The Australian government’s racist obsession with stopping refugees fleeing persecution and poverty is also a factor. In January 2006, 43 West Papuans arrived on Australia’s north shores by canoe. They were granted refugee status, provoking uproar in Indonesia. The two powers repaired their relationship by signing the Lombok Treaty, which expanded military and intelligence ties, committed to joint border patrols and bound both countries to respect each other’s sovereignty and refrain from “interference” in internal affairs.

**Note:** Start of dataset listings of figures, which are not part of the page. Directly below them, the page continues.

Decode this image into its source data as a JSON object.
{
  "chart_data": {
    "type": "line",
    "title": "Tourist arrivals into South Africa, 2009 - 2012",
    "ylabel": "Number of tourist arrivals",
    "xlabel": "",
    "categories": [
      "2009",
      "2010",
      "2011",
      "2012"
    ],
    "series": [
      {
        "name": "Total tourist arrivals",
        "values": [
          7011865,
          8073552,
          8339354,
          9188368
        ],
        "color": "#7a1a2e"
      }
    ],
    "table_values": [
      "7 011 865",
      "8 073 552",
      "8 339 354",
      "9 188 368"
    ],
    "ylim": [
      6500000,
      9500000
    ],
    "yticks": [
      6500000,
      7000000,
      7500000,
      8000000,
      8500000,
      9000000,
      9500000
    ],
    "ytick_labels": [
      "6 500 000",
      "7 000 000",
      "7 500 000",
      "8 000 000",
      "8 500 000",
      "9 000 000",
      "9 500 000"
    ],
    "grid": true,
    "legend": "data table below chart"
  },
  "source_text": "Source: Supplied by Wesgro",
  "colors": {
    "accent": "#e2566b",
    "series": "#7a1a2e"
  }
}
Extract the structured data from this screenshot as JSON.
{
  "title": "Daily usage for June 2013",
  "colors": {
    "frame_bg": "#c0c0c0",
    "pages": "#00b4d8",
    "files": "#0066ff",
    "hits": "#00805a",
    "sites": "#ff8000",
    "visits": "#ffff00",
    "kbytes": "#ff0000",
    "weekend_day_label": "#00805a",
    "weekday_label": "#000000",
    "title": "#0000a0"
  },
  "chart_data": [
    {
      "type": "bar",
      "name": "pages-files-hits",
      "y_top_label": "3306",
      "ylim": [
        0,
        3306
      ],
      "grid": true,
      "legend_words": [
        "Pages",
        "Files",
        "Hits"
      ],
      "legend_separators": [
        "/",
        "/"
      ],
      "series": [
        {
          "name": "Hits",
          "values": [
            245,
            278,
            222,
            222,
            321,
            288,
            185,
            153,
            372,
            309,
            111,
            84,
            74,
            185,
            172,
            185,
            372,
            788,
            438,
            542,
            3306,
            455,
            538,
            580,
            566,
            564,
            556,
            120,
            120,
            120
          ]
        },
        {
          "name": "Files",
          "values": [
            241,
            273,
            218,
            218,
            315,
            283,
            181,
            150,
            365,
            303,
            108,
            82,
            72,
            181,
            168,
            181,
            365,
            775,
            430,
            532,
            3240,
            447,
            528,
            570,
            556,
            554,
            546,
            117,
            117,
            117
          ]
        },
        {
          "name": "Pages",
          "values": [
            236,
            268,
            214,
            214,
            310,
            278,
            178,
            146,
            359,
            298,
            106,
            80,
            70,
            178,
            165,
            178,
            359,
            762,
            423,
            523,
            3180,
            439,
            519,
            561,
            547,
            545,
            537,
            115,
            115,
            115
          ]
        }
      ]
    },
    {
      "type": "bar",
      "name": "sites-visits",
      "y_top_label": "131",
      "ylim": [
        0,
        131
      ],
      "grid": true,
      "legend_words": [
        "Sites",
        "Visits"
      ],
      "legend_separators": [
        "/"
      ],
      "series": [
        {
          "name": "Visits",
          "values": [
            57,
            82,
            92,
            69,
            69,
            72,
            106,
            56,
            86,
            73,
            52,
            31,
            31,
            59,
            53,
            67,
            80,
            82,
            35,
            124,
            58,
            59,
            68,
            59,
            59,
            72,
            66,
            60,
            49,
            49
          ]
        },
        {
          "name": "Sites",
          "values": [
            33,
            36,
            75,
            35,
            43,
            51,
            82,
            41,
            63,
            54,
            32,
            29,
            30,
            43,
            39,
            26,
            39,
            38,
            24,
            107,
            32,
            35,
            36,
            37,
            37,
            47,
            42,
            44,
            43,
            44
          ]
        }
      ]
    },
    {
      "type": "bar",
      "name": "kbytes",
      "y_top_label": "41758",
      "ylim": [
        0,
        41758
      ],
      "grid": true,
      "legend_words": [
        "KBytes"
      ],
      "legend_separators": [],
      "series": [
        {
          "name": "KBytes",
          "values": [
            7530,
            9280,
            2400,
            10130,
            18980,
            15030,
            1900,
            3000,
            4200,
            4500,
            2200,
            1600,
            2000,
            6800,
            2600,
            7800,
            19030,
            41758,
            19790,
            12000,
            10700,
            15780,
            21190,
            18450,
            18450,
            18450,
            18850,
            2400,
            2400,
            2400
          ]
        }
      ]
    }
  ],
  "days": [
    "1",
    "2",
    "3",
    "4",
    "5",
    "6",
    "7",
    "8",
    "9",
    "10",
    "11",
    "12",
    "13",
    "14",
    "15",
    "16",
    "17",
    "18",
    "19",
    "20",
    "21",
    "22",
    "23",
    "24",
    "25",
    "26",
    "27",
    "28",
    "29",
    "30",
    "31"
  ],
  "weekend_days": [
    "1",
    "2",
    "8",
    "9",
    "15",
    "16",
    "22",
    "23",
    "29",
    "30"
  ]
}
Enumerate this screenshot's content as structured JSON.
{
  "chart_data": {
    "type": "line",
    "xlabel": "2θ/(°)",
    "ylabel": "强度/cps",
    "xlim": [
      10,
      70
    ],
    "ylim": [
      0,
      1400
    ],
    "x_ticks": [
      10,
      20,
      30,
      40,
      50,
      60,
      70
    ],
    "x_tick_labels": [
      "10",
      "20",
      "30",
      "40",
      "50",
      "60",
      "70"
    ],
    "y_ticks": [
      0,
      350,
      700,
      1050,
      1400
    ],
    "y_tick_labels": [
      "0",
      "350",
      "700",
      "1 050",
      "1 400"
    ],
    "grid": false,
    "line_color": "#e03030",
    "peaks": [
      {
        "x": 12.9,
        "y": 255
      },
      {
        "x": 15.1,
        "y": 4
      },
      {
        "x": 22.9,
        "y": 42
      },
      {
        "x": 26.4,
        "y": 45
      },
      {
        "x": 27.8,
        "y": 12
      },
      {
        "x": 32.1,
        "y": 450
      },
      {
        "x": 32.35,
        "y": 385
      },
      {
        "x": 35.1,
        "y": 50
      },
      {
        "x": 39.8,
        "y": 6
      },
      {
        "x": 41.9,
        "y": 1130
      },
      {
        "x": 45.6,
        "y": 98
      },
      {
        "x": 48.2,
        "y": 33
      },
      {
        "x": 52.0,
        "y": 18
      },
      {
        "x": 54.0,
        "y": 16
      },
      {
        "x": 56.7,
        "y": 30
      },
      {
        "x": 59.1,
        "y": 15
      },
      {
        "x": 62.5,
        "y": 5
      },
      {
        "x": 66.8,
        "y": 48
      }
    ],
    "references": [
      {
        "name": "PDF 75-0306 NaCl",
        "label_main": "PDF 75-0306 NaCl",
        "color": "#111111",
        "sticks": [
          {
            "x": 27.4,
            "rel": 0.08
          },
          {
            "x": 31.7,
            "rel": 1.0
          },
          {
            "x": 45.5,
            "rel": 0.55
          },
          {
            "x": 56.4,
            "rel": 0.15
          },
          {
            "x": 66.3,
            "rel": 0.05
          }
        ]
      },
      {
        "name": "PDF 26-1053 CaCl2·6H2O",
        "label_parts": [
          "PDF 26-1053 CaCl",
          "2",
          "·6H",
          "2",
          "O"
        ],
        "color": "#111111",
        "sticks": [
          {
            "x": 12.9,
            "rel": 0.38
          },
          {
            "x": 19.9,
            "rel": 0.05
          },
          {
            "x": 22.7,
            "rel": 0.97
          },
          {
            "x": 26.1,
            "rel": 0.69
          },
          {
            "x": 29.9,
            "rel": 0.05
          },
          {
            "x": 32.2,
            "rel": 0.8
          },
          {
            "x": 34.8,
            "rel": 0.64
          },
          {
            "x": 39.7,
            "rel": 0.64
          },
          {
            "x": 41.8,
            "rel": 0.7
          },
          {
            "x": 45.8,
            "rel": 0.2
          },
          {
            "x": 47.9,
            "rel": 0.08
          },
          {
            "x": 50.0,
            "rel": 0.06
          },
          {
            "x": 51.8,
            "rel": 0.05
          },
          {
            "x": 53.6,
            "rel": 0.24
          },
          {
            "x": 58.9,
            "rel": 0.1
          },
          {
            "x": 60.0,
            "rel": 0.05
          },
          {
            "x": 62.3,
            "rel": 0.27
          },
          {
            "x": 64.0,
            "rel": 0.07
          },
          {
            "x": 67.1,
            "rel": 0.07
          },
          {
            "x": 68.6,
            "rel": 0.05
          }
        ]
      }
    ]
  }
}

Melanesia is a geographic area

with cultural and linguistic ties.

It includes the independent countries

of Papua New Guinea, Solomon Islands,

Vanuatu, and Fiji; the French colony of

New Caledonia; and West Papua.

Solidarity grows. Despite Indonesian-Australian collusion, the determination of the West Papuan peoples to win independence is undimmed. The struggle took an important step forward in December 2014 at a summit of the “Melanesian Spearhead Group” (MSG) in the island nation of Vanuatu. This regional leadership body includes other small Pacific nations. The delegation brought together West Papuan leaders from lowland and highland tribal groups and from the diaspora, unifying them into a single leadership group — the United Liberation Movement for West Papua. They elected Benny Wenda as their spokesperson who announced this was the most important gathering of indigenous leaders in 52 years.

On Feb. 4, 2015 the new United Liberation Movement applied for membership of the MSG. Wenda said, “We believe this is an urgent matter to resolve because of the ongoing atrocities committed by the Indonesian military and the program of transmigration, which is accelerating and according to current trends, means that indigenous Papuans will only make up 28 percent of the population by 2020.”

The battle cry of the West Papuan struggle is Merdeka, which means freedom. Freedom Socialist Party stands with them!